Fue entonces cuando tuve conciencia de la sensación de ser observado, ese picor característico en la parte posterior del cuero cabelludo. Procurando no hacer ningún movimiento brusco, miré hacia el haz de luz que arrojaba el foco más próximo. Inmediatamente después del borde del haz, dos ojos amarillos me miraban. Me quedé paralizado. Tenía que ser un chacal o una hiena. Era difícil ver el cuerpo del animal. Nos miramos mutuamente solo durante unos segundos, pero el miedo alargaba el tiempo.
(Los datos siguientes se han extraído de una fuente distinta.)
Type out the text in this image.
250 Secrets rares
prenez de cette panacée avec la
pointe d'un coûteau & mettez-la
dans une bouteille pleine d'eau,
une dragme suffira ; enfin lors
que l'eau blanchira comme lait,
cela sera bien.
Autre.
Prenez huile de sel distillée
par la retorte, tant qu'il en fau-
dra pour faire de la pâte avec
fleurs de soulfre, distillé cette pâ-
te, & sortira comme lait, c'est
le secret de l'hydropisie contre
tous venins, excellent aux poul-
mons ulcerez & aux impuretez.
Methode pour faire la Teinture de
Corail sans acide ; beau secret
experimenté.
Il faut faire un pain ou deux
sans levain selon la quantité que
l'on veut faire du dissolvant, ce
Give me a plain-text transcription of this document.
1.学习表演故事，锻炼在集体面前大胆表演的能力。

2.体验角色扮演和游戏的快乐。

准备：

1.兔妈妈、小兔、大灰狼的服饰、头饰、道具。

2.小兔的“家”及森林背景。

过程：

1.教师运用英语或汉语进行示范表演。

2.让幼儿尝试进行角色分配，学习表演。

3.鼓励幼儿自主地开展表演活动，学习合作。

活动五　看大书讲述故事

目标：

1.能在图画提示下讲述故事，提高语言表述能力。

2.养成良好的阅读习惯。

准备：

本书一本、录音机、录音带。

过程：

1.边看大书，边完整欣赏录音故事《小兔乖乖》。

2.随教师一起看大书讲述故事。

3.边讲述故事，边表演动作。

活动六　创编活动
La bestia se puso en movimiento, sus ancas descendieron como si se preparara para saltar sobre mí. Aterrorizado, cogí unas cuantas piedras y se las tiré. La criatura se dio la vuelta y dio un salto hacia atrás, hacia la noche que se retiraba, un remolino de pelaje pardo rojizo y patas esbeltas, y vi cómo la punta de su cola hendida barría la arena.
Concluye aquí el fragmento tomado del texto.